1. The problem statement, all variables and given/known data Estimate the total delta-V required to perform a Hohmann transfer between the Earth and Mars, ignoring the gravitational influences of the two planets. The planetary orbits may be assumed to be circular and in the same plane. Why will there be a minimum wait time at Mars before a return journey to Earth, via a second Hohmann transfer, becomes possible? 2. Relevant equations v = [GM(2/r - 1/a)]^1/2 3. The attempt at a solution Is this more simple than I think it is, Do I need to link conic sections instead? Thanks.
So by ignoring the gravitational influences of the two planets, you're concerned strictly with the interplanetary orbit transfer, I assume. Well, both planets are still in their orbit, so you have to account for their motions.

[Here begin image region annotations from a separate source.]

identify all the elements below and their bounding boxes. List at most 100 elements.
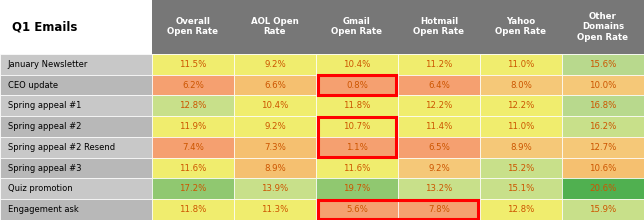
Bar [234,75,316,95]
Text: 7.4%: 7.4% [182,143,204,152]
Bar [152,54,234,75]
Bar [562,158,644,178]
Text: Hotmail
Open Rate: Hotmail Open Rate [413,17,464,37]
Text: 6.2%: 6.2% [182,81,204,90]
Text: Other
Domains
Open Rate: Other Domains Open Rate [578,12,629,42]
Bar [152,178,234,199]
Text: 11.9%: 11.9% [180,122,207,131]
Bar [318,117,396,157]
Bar [152,158,234,178]
Bar [562,54,644,75]
Text: 10.7%: 10.7% [343,122,371,131]
Text: Spring appeal #2: Spring appeal #2 [8,122,81,131]
Bar [316,137,398,158]
Text: 9.2%: 9.2% [428,164,450,173]
Text: 11.3%: 11.3% [261,205,289,214]
Bar [562,116,644,137]
Bar [480,75,562,95]
Text: 17.2%: 17.2% [179,184,207,193]
Text: 19.7%: 19.7% [343,184,370,193]
Text: 12.7%: 12.7% [589,143,617,152]
Bar [562,199,644,220]
Bar [316,54,398,75]
Text: 1.1%: 1.1% [346,143,368,152]
Bar [562,137,644,158]
Text: 12.2%: 12.2% [425,101,453,110]
Text: 10.0%: 10.0% [589,81,617,90]
Text: 15.2%: 15.2% [507,164,535,173]
Bar [152,75,234,95]
Text: 6.6%: 6.6% [264,81,286,90]
Bar [562,178,644,199]
Text: AOL Open
Rate: AOL Open Rate [251,17,299,37]
Bar [0,116,152,137]
Text: 5.6%: 5.6% [346,205,368,214]
Text: 10.4%: 10.4% [261,101,289,110]
Text: 15.1%: 15.1% [507,184,535,193]
Bar [0,199,152,220]
Bar [0,137,152,158]
Bar [398,116,480,137]
Bar [398,54,480,75]
Text: 13.9%: 13.9% [261,184,289,193]
Bar [398,199,480,220]
Bar [480,199,562,220]
Bar [234,158,316,178]
Text: Gmail
Open Rate: Gmail Open Rate [332,17,383,37]
Text: 12.8%: 12.8% [179,101,207,110]
Bar [398,178,480,199]
Bar [398,95,480,116]
Bar [234,137,316,158]
Text: 11.2%: 11.2% [425,60,453,69]
Bar [316,199,398,220]
Bar [152,137,234,158]
Text: 20.6%: 20.6% [589,184,617,193]
Bar [318,200,478,219]
Text: Yahoo
Open Rate: Yahoo Open Rate [495,17,547,37]
Text: Engagement ask: Engagement ask [8,205,79,214]
Bar [318,75,396,95]
Text: Spring appeal #1: Spring appeal #1 [8,101,81,110]
Text: 10.4%: 10.4% [343,60,371,69]
Text: 11.0%: 11.0% [507,122,535,131]
Bar [398,158,480,178]
Text: 11.8%: 11.8% [343,101,371,110]
Bar [234,116,316,137]
Bar [398,137,480,158]
Text: 11.4%: 11.4% [425,122,453,131]
Bar [0,158,152,178]
Bar [316,178,398,199]
Text: 0.8%: 0.8% [346,81,368,90]
Text: 13.2%: 13.2% [425,184,453,193]
Text: Q1 Emails: Q1 Emails [12,20,77,33]
Bar [398,75,480,95]
Text: 12.8%: 12.8% [507,205,535,214]
Text: 16.2%: 16.2% [589,122,617,131]
Text: 7.8%: 7.8% [428,205,450,214]
Bar [480,54,562,75]
Text: Overall
Open Rate: Overall Open Rate [167,17,218,37]
Bar [0,178,152,199]
Text: 11.5%: 11.5% [179,60,207,69]
Text: 12.2%: 12.2% [507,101,535,110]
Text: Spring appeal #3: Spring appeal #3 [8,164,81,173]
Text: 8.9%: 8.9% [264,164,286,173]
Bar [562,95,644,116]
Bar [152,199,234,220]
Bar [480,95,562,116]
Text: CEO update: CEO update [8,81,58,90]
Text: January Newsletter: January Newsletter [8,60,88,69]
Text: 16.8%: 16.8% [589,101,617,110]
Text: Quiz promotion: Quiz promotion [8,184,72,193]
Bar [0,0,152,54]
Bar [234,199,316,220]
Bar [480,178,562,199]
Bar [234,54,316,75]
Bar [562,75,644,95]
Text: Spring appeal #2 Resend: Spring appeal #2 Resend [8,143,115,152]
Text: 6.5%: 6.5% [428,143,450,152]
Bar [316,116,398,137]
Bar [316,75,398,95]
Text: 15.9%: 15.9% [589,205,616,214]
Text: 8.9%: 8.9% [510,143,532,152]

The Hohmann transfer is efficient for use of delta v but not the transfer time...what do you know, or what equations do you know, that can be used to account for the synodic period of the two planets?
Well I have used equations from the following webpage: http://en.wikipedia.org/wiki/Hohmann_transfer_orbit and then just added delta-v1 and delta-v2: But apparently theres another way of doing it, which is escaping from Earth using equation: V(excess velocity)² = v(initial velocity)² - v(escape velocity)² When do I use which? Thanks.

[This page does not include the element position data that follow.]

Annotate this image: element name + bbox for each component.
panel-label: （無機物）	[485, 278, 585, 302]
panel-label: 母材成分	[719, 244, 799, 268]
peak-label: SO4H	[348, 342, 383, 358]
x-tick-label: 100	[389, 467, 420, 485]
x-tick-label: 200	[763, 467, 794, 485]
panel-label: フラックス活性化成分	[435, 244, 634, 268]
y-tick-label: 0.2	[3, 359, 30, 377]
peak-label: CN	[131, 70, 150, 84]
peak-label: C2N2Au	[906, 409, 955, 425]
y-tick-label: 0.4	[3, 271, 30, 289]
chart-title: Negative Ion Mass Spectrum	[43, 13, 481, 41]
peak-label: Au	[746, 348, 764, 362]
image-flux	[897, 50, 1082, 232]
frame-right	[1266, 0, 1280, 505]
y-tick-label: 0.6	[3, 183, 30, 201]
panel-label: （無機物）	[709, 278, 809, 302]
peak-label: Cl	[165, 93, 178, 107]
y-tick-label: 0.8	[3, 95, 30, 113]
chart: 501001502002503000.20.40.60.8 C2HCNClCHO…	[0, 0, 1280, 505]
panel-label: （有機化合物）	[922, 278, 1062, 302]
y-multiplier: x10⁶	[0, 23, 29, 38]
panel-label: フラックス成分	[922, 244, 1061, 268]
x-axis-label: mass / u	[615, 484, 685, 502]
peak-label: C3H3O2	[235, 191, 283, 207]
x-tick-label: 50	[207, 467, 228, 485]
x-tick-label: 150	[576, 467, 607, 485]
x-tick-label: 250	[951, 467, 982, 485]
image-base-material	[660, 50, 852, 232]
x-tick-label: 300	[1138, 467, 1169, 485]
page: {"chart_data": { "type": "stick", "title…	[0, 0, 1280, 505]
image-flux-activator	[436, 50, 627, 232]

Just to clarify, the original question you asked was about the minimum wait time. Did you figure out what you needed to account for? And for the "V(excess velocity)² = v(initial velocity)² - v(escape velocity)²" I'm assuming v(escapevelocity) is vfinal velocity, and V(excess velocity) is Vdelta. That's just the pythagorean theorem for the triangle formed with the three vectors...you still need to use the equations from the Hohmann transfer to calculate the actual values for the delta V required for each burn. So you need both, basically.
Let's put it this way. You are traveling from one object moving in a circle with one period to another moving in a different circle and at at different speed. The time it takes for you to move from one circle to the next is fixed. What conditions have to be met in order for the target object to be right point of its circle when you get there?
Oh right! So you use the equations for hohmann transfer to get the deltaV for the hyperbolic escape trajectory which takes it clear of the Earth's sphere of influence. And once you get deltaV1 for hohmann transfer and deltav1 for hyperbolic escape trajectory..you add both values to get the total deltaV for first stage?